When you update Apple applications or macOS updates, the installer will verify and reset the permissions of any item if necessary.
No third-party application, regardless of bad behavior, can change permissions unless you disable SIP.
What about the user and home folders?
System Integrity Protection does not protect items in the / Library folder, applications in / Applications and everything in your Startup folder. The ~ / Library folder is especially important, as it consists of central system preference files, third-party application preferences, keychain data and more.
If the permissions were changed to any of these files or folders, you can expect a lot of strange problems on your Mac. Problems that may arise due to incorrect permissions include:
- Changes you make in Finder, System Preferences or the Dock are not saved.
- Windows that opened the last time you closed session or if you closed an application, open again after starting that session.
- You are asked for an administrator password while moving certain items in the Startup folder.
- You repeatedly receive a message that says "macOS needs to repair your library to run applications."
- When you save a file, you will receive a message that a file is locked or does not have the necessary permissions. This happens a lot with Microsoft Office documents.
- Default or third-party applications may crash at startup. Some applications may not even be updated.
- Firefox or Chrome do not load your preferences and it reads: «Your profile cannot be loaded».

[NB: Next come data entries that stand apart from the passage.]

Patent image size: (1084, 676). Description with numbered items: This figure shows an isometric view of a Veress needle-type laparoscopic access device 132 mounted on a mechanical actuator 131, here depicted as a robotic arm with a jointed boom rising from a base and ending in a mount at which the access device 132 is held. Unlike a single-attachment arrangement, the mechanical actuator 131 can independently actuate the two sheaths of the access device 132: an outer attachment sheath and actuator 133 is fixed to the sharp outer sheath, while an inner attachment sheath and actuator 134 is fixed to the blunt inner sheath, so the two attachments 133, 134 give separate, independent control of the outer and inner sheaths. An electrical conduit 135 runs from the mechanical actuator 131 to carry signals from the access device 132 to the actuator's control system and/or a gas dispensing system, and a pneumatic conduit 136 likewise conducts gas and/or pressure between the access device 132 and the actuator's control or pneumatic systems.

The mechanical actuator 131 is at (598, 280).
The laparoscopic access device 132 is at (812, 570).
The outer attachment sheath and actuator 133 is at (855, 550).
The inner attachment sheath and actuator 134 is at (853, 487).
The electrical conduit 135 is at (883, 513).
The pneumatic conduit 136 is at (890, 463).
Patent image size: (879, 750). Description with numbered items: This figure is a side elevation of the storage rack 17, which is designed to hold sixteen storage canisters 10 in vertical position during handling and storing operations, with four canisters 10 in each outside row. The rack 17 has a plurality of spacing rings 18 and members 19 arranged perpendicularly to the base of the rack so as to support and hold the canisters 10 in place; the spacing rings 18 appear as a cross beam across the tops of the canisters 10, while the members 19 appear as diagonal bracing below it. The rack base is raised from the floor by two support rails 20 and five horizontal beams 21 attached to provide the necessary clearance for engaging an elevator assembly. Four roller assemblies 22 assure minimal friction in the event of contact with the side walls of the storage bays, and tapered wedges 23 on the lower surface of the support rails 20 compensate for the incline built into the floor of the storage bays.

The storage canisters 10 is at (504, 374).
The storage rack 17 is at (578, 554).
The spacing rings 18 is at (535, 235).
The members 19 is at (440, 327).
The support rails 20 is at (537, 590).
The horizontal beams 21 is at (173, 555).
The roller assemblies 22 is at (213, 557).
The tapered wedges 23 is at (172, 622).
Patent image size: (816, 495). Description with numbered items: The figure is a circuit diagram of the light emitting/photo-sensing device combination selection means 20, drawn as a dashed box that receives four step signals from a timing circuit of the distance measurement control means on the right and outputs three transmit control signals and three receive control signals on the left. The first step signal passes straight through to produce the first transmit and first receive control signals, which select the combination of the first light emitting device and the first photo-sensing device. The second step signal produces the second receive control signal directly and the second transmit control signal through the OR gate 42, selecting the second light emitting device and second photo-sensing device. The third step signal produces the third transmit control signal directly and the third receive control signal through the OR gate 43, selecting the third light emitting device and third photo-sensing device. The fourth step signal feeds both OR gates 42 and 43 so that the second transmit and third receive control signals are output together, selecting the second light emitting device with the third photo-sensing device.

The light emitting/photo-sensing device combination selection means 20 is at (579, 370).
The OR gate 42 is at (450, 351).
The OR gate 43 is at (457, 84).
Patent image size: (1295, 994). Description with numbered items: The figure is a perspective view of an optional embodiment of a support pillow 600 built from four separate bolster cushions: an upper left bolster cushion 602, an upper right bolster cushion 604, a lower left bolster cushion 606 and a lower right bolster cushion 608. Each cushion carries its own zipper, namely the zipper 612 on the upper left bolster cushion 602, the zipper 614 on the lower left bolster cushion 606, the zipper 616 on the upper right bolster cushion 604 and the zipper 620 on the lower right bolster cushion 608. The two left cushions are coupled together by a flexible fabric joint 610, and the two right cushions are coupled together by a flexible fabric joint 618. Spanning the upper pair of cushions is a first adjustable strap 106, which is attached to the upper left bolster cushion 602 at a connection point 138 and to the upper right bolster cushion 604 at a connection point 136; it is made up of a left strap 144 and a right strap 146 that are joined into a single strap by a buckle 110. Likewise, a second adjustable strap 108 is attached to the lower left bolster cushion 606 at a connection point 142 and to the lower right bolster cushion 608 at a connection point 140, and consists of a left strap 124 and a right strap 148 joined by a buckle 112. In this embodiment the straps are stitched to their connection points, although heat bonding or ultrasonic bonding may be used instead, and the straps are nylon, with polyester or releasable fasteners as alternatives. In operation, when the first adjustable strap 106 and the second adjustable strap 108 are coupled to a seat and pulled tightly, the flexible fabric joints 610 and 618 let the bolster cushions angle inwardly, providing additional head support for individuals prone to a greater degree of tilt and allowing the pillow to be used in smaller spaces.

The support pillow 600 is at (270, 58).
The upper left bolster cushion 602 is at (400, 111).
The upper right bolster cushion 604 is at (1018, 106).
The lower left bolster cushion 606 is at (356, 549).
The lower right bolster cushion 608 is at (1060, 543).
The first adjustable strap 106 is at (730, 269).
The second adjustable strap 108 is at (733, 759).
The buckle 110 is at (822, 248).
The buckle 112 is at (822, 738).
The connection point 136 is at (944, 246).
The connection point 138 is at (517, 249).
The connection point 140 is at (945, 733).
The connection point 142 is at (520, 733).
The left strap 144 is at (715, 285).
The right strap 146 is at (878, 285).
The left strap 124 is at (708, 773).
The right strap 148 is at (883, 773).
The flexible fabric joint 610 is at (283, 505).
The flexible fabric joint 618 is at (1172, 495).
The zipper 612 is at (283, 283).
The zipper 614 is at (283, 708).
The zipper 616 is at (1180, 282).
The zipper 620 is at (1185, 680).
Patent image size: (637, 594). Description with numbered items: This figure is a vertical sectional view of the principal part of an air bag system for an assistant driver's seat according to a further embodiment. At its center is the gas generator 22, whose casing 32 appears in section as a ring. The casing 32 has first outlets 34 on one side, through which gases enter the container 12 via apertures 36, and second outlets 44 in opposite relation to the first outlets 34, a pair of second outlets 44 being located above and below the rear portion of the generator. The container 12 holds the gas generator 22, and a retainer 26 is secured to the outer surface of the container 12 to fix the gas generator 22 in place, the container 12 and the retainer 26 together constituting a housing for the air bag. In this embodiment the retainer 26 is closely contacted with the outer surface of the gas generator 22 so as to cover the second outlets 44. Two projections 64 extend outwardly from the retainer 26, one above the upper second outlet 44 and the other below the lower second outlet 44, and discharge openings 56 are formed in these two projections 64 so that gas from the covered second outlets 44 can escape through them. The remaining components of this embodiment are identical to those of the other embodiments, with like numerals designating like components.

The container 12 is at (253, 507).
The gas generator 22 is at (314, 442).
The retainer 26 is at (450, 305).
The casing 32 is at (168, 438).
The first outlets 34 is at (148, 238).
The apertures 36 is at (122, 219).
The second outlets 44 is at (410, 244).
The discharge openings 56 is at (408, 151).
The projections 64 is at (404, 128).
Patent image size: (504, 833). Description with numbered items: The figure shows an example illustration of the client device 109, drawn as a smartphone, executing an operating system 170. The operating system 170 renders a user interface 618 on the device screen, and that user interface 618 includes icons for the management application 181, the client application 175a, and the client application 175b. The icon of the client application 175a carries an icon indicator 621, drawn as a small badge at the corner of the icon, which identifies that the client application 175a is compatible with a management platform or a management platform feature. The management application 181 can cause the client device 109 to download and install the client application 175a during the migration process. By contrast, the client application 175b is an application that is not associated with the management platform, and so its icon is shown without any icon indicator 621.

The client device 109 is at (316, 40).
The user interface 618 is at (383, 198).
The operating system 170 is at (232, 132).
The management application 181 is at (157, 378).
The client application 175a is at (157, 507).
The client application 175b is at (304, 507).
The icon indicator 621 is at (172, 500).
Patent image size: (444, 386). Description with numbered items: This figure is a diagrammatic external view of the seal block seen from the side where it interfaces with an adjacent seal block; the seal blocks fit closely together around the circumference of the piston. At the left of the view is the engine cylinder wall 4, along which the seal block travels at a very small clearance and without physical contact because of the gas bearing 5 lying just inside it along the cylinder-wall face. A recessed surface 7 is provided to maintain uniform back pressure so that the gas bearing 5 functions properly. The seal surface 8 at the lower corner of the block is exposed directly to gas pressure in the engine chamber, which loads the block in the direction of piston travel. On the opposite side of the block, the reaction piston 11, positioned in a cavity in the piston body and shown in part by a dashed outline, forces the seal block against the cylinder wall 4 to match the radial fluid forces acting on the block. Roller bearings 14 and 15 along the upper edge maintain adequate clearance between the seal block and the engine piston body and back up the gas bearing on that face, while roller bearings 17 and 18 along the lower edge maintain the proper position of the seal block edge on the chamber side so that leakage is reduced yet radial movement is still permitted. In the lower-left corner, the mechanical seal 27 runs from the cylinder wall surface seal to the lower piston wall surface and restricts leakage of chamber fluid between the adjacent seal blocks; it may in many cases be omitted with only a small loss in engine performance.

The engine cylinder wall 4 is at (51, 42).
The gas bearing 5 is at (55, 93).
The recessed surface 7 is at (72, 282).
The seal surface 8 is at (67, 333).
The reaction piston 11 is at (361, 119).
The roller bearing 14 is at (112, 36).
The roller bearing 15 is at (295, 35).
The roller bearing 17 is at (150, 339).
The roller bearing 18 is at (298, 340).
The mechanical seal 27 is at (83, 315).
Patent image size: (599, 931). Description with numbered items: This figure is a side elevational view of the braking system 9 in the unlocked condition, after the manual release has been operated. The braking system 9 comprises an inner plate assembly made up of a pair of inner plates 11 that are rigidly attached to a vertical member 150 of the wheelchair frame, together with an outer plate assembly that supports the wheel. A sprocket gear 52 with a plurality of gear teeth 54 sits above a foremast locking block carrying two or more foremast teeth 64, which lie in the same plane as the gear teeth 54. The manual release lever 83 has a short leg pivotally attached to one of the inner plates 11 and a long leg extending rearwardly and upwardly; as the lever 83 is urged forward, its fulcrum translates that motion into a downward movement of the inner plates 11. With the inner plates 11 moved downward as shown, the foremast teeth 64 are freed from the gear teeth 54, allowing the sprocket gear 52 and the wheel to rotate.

- The photos and videos you import in Photos do not appear in the application. Or you receive a message to select a default photo library every time you open the app.
MacOS permissions: reset permissions for startup folder
From the Finder sidebar, right-click on your Startup folder and select "Get information." Now, click on the “Share and permissions” drop-down triangle and with it you will see your permissions.
Now, click on the Lock button at the bottom of the window and enter your administrator password. Then, select the action menu button and choose "Apply to attachments."
Click OK to confirm the action. The updated permissions will be propagated through your home folder.
Next, open the Terminal application and type the following:
diskutil resetUserPermissions / `id -u`
This option resets the user's permission on the root volume (/) to the current user ID. If all goes well, restart your Mac.
But if you get error 69841, follow these steps:
In macOS High Sierra or earlier:
Open the Terminal application and enter the following:
chflags -R nouchg ~
Then, enter this command one more time:
diskutil resetUserPermissions / `id -u`
Now, restart your computer again.
In macOS Mojave and later
The steps for Mojave and the latest versions are the same as the previous ones, but you must add the Terminal to Full Disk Access before continuing. To do this, go to System Preferences, now to Security and privacy. And then, click on the Privacy tab. Click on the Lock icon and enter your administrator password to make the changes.
Next, select the Total Disk Access tab. Then, click on the "More" button and add the Terminal application.
After doing this, continue typing the Terminal commands mentioned above for High Sierra and earlier.
Understand Mac user accounts
When the option to repair disk permissions disappeared from the Disk Utility application, it did not affect much because it was never an important troubleshooting step.
But seeing the type of problems you may encounter due to incorrect permissions, it is clear that resetting the permissions for your home folder is the last resort when these inconveniences arise.
It is also surprising to see that Apple no longer includes this option. But remember, you should only apply these steps when necessary. Understanding permissions is a complex issue.
Now, if you understand how macOS user accounts work, it will be much simpler.